Saturday, May 21, 2011

A Child of the Century (1954), Ben Hecht.

"I intend to write an autobiography of my mind," is how Hecht begins his massive, 600+ page autobiography.  As though stunned by this concept, and hoping to avoid the readers' expectations of an autobiographer to "be a chronologically-minded fellow, to get himself born, baptized and surrounded by relatives in orderly sequence," Hecht immediately spins off in all directions, devoting small chunks of writing to such thoughts about the inspirational qualities of the Pacific Ocean and whether there is a God.

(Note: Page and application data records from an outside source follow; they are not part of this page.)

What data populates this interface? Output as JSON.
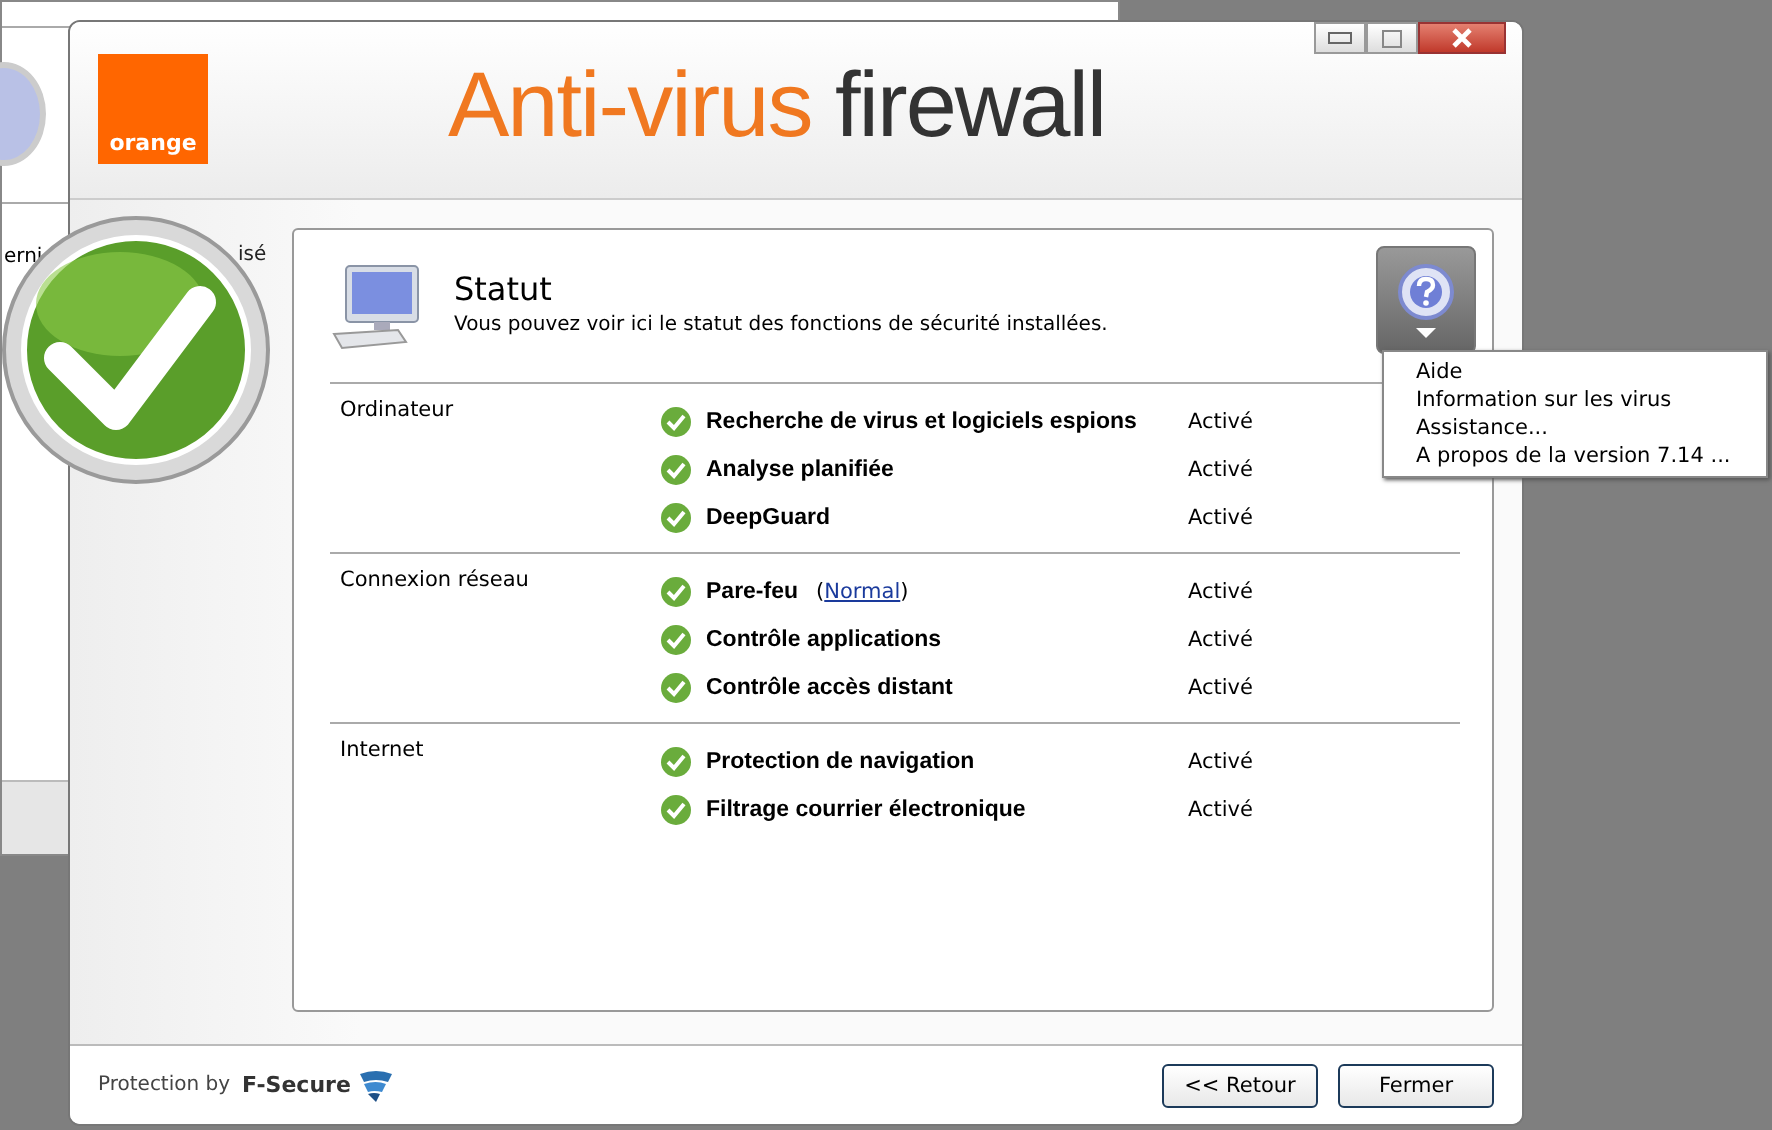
{
  "background_window": {
    "fragments": [
      "erni",
      "isé"
    ]
  },
  "window": {
    "logo": "orange",
    "title_main": "Anti-virus",
    "title_rest": "firewall"
  },
  "status": {
    "title": "Statut",
    "description": "Vous pouvez voir ici le statut des fonctions de sécurité installées."
  },
  "help_menu": {
    "expanded": true,
    "items": [
      "Aide",
      "Information sur les virus",
      "Assistance...",
      "A propos de la version 7.14 ..."
    ]
  },
  "sections": [
    {
      "name": "Ordinateur",
      "features": [
        {
          "name": "Recherche de virus et logiciels espions",
          "status": "Activé",
          "ok": true
        },
        {
          "name": "Analyse planifiée",
          "status": "Activé",
          "ok": true
        },
        {
          "name": "DeepGuard",
          "status": "Activé",
          "ok": true
        }
      ]
    },
    {
      "name": "Connexion réseau",
      "features": [
        {
          "name": "Pare-feu",
          "link_open": "(",
          "link": "Normal",
          "link_close": ")",
          "status": "Activé",
          "ok": true
        },
        {
          "name": "Contrôle applications",
          "status": "Activé",
          "ok": true
        },
        {
          "name": "Contrôle accès distant",
          "status": "Activé",
          "ok": true
        }
      ]
    },
    {
      "name": "Internet",
      "features": [
        {
          "name": "Protection de navigation",
          "status": "Activé",
          "ok": true
        },
        {
          "name": "Filtrage courrier électronique",
          "status": "Activé",
          "ok": true
        }
      ]
    }
  ],
  "footer": {
    "protection_by": "Protection by",
    "brand": "F-Secure",
    "buttons": [
      "<< Retour",
      "Fermer"
    ]
  }
}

I had sought out this book because Hecht is the writer of so many wonderful films, starting with the first gangster film Underworld and ending with His Girl Friday.  Hecht is true to his word; this is not a book pitched to movie lovers.  Despite his long involvement writing for movies, he leaves the discussion of his scriptwriting career to the penultimate section of the book, and starts it by declaring that "the movies are one of the bad habits that corrupted our century."  The clash between Hollywood's hyper sexualized society and hypocritically moralistic strictures for its films were repugnant to Hecht.  His close friend Herman Mankiewicz, who got him into Hollywood in the first place, summarized the Production Code for him this way: "in a novel a hero can lay ten girls and marry a virgin for a finish.  In a movie this is not allowed...the villain can lay anybody he wants, have as much fun as he wants cheating and stealing, getting rich and whipping the servants.  But you have to shoot him in the end."  After a moment of contemplation, Hecht decided: "The thing to do was to skip the heroes and heroines, to write a movie containing only villains and bawds.  I would not have to tell any lies."

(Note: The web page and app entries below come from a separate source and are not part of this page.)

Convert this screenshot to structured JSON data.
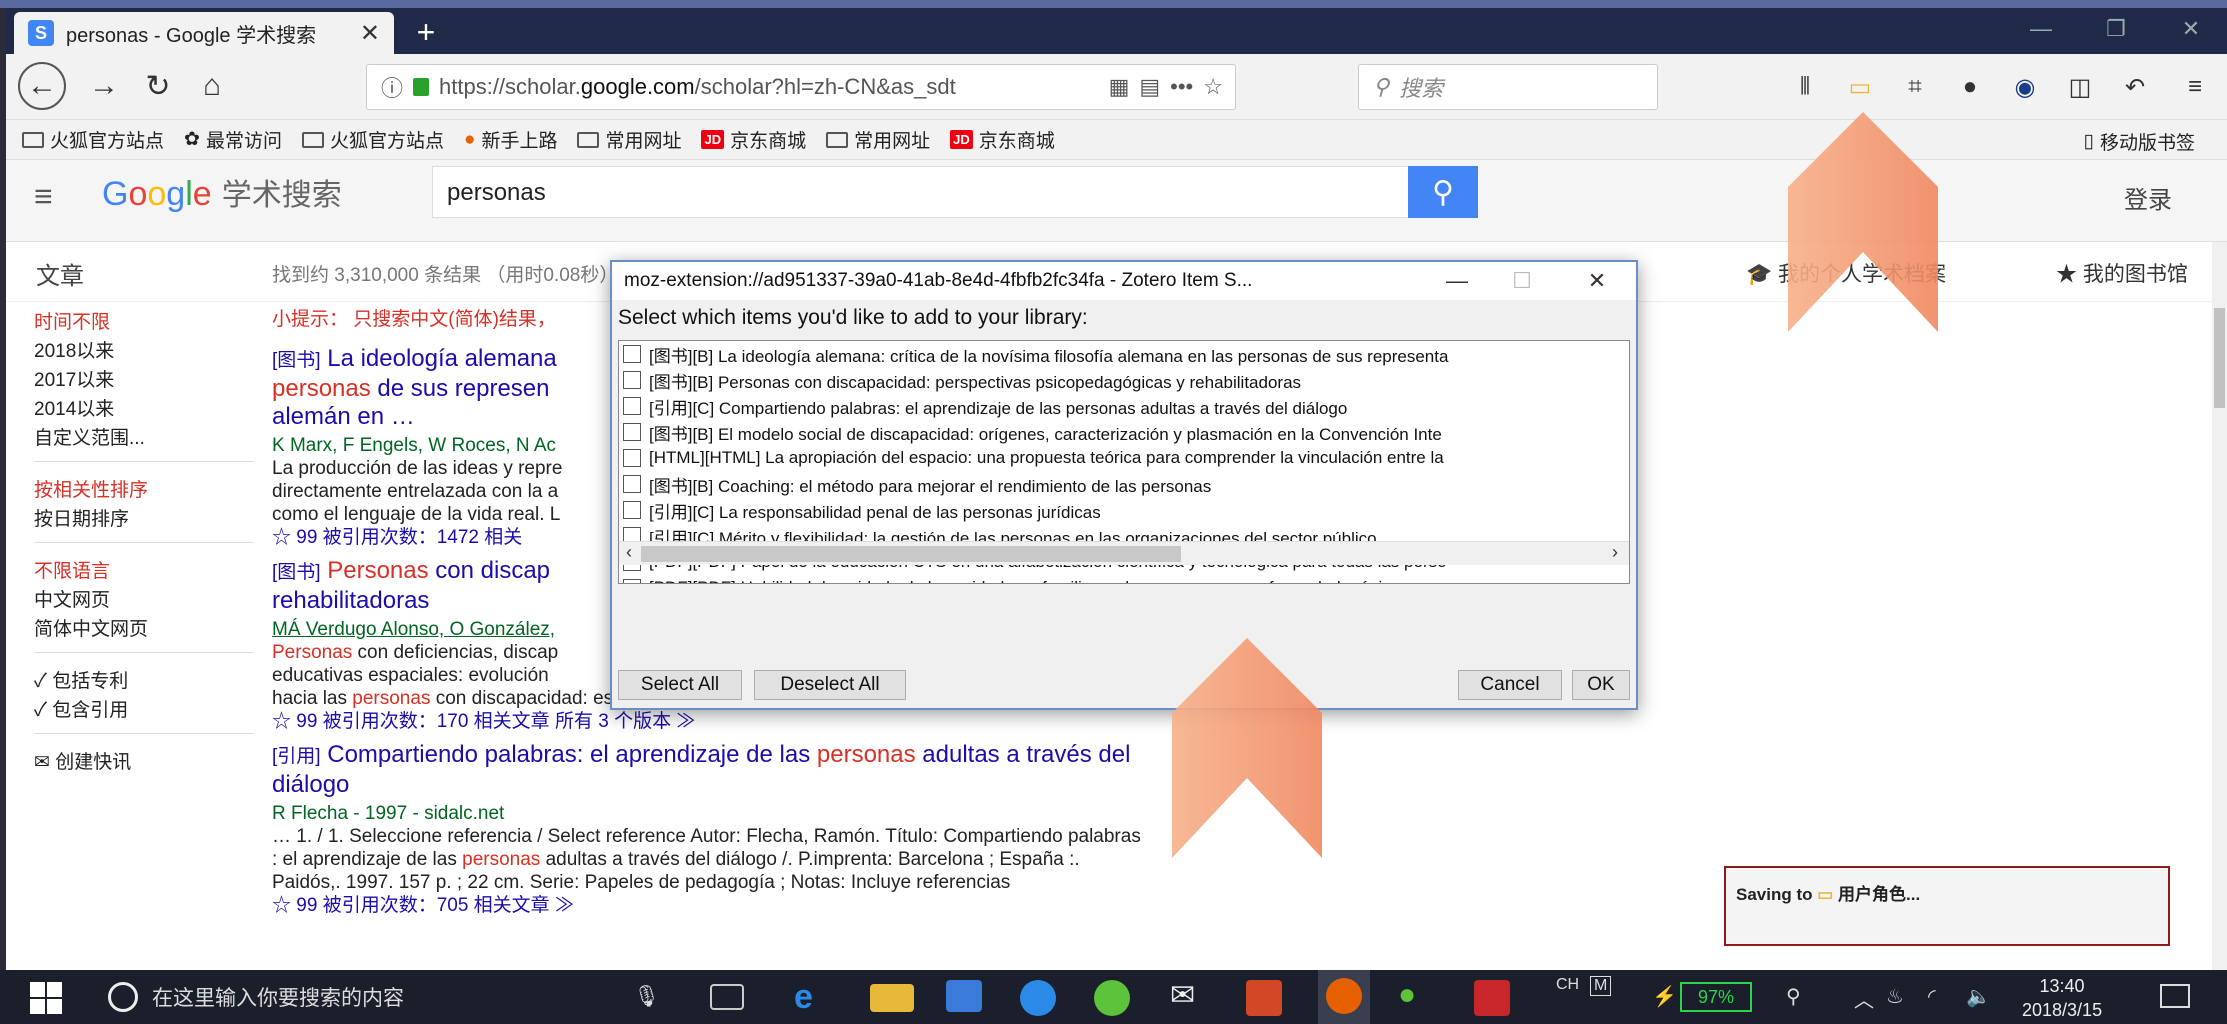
{
  "browser": {
    "tab_title": "personas - Google 学术搜索",
    "url_prefix": "https://scholar.",
    "url_host": "google.com",
    "url_path": "/scholar?hl=zh-CN&as_sdt",
    "search_placeholder": "搜索",
    "bookmarks": [
      {
        "label": "火狐官方站点",
        "icon": "folder-icon"
      },
      {
        "label": "最常访问",
        "icon": "gear-icon"
      },
      {
        "label": "火狐官方站点",
        "icon": "folder-icon"
      },
      {
        "label": "新手上路",
        "icon": "firefox-icon"
      },
      {
        "label": "常用网址",
        "icon": "folder-icon"
      },
      {
        "label": "京东商城",
        "icon": "jd-icon"
      },
      {
        "label": "常用网址",
        "icon": "folder-icon"
      },
      {
        "label": "京东商城",
        "icon": "jd-icon"
      }
    ],
    "mobile_bookmarks": "移动版书签"
  },
  "scholar": {
    "logo_google": "Google",
    "logo_label": "学术搜索",
    "query": "personas",
    "login": "登录",
    "articles_label": "文章",
    "result_stats": "找到约 3,310,000 条结果 （用时0.08秒）",
    "profile_link": "我的个人学术档案",
    "library_link": "我的图书馆",
    "sidebar": {
      "time_any": "时间不限",
      "since_2018": "2018以来",
      "since_2017": "2017以来",
      "since_2014": "2014以来",
      "custom_range": "自定义范围...",
      "sort_relevance": "按相关性排序",
      "sort_date": "按日期排序",
      "lang_any": "不限语言",
      "lang_cn_web": "中文网页",
      "lang_cn_simp": "简体中文网页",
      "include_patents": "包括专利",
      "include_citations": "包含引用",
      "create_alert": "创建快讯"
    },
    "tip": "小提示： 只搜索中文(简体)结果，",
    "results": [
      {
        "type": "[图书]",
        "title_a": "La ideología alemana",
        "title_b": "personas",
        "title_c": " de sus represen",
        "title_d": "alemán en …",
        "authors": "K Marx, F Engels, W Roces, N Ac",
        "snippet1": "La producción de las ideas y repre",
        "snippet2": "directamente entrelazada con la a",
        "snippet3": "como el lenguaje de la vida real. L",
        "links": "☆  99  被引用次数：1472  相关"
      },
      {
        "type": "[图书]",
        "title_a": "Personas",
        "title_b": " con discap",
        "title_c": "rehabilitadoras",
        "authors": "MÁ Verdugo Alonso, O González,",
        "snippet1a": "Personas",
        "snippet1b": " con deficiencias, discap",
        "snippet2": "educativas espaciales: evolución",
        "snippet3a": "hacia las ",
        "snippet3b": "personas",
        "snippet3c": " con discapacidad: estratégias de evaluación e intervención. Las",
        "links": "☆  99  被引用次数：170   相关文章   所有 3 个版本   ≫"
      },
      {
        "type": "[引用]",
        "title_a": "Compartiendo palabras: el aprendizaje de las ",
        "title_b": "personas",
        "title_c": " adultas a través del",
        "title_d": "diálogo",
        "authors": "R Flecha - 1997 - sidalc.net",
        "snippet1": "… 1. / 1. Seleccione referencia / Select reference Autor: Flecha, Ramón. Título: Compartiendo palabras",
        "snippet2a": ": el aprendizaje de las ",
        "snippet2b": "personas",
        "snippet2c": " adultas a través del diálogo /. P.imprenta: Barcelona ; España :.",
        "snippet3": "Paidós,. 1997. 157 p. ; 22 cm. Serie: Papeles de pedagogía ; Notas: Incluye referencias",
        "links": "☆  99  被引用次数：705   相关文章   ≫"
      }
    ]
  },
  "zotero": {
    "title": "moz-extension://ad951337-39a0-41ab-8e4d-4fbfb2fc34fa - Zotero Item S...",
    "prompt": "Select which items you'd like to add to your library:",
    "items": [
      "[图书][B] La ideología alemana: crítica de la novísima filosofía alemana en las personas de sus representa",
      "[图书][B] Personas con discapacidad: perspectivas psicopedagógicas y rehabilitadoras",
      "[引用][C] Compartiendo palabras: el aprendizaje de las personas adultas a través del diálogo",
      "[图书][B] El modelo social de discapacidad: orígenes, caracterización y plasmación en la Convención Inte",
      "[HTML][HTML] La apropiación del espacio: una propuesta teórica para comprender la vinculación entre la",
      "[图书][B] Coaching: el método para mejorar el rendimiento de las personas",
      "[引用][C] La responsabilidad penal de las personas jurídicas",
      "[引用][C] Mérito y flexibilidad: la gestión de las personas en las organizaciones del sector público",
      "[PDF][PDF] Papel de la educación CTS en una alfabetización científica y tecnológica para todas las perso",
      "[PDF][PDF] Habilidad de cuidado de los cuidadores familiares de personas con enfermedad crónica"
    ],
    "select_all": "Select All",
    "deselect_all": "Deselect All",
    "cancel": "Cancel",
    "ok": "OK"
  },
  "saving": {
    "prefix": "Saving to",
    "target": "用户角色..."
  },
  "taskbar": {
    "search_placeholder": "在这里输入你要搜索的内容",
    "battery": "97%",
    "ime": "CH",
    "time": "13:40",
    "date": "2018/3/15"
  },
  "colors": {
    "accent_blue": "#4285f4",
    "link": "#1a0dab",
    "highlight_red": "#d93025",
    "arrow_orange": "#f4a27a"
  }
}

His remarkable career began as a sixteen year old gofer for the Chicago Daily News;  next desk over was  Carl Sandburg.  It seems that as well as hiring contemplative lefty poets, early journalism practices included just making stories up, like the one about runaway streetcars (which appeared on the front page)!  When the complaints rolled in, Hecht's superior simply huffed back at the streetcar people: "Your organization, sir, is already in sufficiently bad odor with its grafted franchises and boodle politics.  I advise you not to add to your crimes that of libel against the press.  And in conclusion I can tell you, I would rather take the word of any of my reporters than the sworn testimony of all the millionaires of Chicago."  Hecht's newspaper days were a strange education for a wild teenager.  Hecht migrated to New York and eventually to Hollywood.  Never a particularly religious man, Hecht later became a strong Zionist later in life and devoted much of his time promoting postwar Jewish interests.  While I found the book weighed down by dross here and there (he tends to rely on aphorisms and make pronouncements), Hecht certainly can write and A Child of the Century is a vivid portrayal of life in the very exciting first half the twentieth century.  I was glad he loved John Barrymore so much; Twentieth Century fit the world-weary boozehound perfectly.